On Tue, Jan 12, 2016 at 5:52 PM, Andres Freund <and...@anarazel.de> wrote:
> On 2016-01-12 17:50:36 +0530, Amit Kapila wrote:
> > On Tue, Jan 12, 2016 at 12:57 AM, Andres Freund <and...@anarazel.de>
> > >
> > > My theory is that this happens due to the sorting: pgbench is an
> > > heavy workload, the first few pages are always going to be used if
> > > there's free space as freespacemap.c essentially prefers those. Due to
> > > the sorting all a relation's early pages are going to be in "in a
> > >
> > Not sure, what is best way to tackle this problem, but I think one way
> > be to perform sorting at flush requests level rather than before writing
> > to OS buffers.
> I'm not following.
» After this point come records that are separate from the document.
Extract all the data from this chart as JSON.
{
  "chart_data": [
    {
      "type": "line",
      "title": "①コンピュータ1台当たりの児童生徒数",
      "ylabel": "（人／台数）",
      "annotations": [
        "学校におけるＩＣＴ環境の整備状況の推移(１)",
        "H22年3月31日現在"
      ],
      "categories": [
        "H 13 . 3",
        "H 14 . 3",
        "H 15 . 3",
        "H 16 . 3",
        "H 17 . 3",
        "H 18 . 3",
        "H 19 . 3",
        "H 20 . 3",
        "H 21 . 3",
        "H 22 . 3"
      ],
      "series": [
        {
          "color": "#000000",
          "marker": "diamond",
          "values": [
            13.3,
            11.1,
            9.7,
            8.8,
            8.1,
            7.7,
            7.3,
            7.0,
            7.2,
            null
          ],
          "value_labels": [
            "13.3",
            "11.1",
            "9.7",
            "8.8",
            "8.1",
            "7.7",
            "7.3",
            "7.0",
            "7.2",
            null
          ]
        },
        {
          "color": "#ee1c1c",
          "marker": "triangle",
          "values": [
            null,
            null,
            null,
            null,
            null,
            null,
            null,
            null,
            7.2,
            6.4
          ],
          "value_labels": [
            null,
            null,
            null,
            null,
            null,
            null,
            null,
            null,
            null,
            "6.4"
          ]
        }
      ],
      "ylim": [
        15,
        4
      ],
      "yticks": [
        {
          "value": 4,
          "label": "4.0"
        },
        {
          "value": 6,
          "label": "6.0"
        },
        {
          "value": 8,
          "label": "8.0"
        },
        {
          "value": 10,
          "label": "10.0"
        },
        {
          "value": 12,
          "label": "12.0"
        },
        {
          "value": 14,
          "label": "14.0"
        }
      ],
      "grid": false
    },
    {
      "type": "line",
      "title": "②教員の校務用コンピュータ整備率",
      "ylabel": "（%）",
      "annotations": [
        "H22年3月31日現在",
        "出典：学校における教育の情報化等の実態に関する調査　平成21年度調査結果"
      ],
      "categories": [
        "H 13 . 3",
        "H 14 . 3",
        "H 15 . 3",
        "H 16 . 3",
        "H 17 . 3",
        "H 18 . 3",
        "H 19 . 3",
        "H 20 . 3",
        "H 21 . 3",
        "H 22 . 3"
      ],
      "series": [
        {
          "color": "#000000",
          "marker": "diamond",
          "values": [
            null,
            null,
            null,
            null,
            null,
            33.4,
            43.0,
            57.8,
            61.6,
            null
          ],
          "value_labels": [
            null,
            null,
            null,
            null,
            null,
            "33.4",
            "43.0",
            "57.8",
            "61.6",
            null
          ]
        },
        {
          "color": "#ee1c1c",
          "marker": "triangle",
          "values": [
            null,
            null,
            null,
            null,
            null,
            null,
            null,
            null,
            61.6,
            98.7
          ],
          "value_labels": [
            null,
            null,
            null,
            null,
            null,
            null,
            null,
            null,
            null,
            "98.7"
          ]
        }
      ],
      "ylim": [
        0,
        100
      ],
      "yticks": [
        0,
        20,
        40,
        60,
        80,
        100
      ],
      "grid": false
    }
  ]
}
If you just sort a couple hundred more or less random
> buffers - which is what you get if you look in buf_id order through
> shared_buffers - the likelihood of actually finding neighbouring writes
> is pretty low.
Why can't we do it at larger intervals (relative to total amount of writes)?
To explain, what I have in mind, let us assume that checkpoint interval
is longer (10 mins) and in the mean time all the writes are being done
by bgwriter which it registers in shared memory so that later checkpoint
can perform corresponding fsync's, now when the request queue
becomes threshhold size (let us say 1/3rd) full, then we can perform
sorting and merging and issue flush hints. Checkpointer task can
also follow somewhat similar technique which means that once it
has written 1/3rd or so of buffers (which we need to track), it can
perform flush hints after sort+merge. Now, I think we can also
do it in checkpointer alone rather than in bgwriter and checkpointer.
Basically, I think this can lead to lesser merging of neighbouring
writes, but might not hurt if sync_file_range() API is cheap.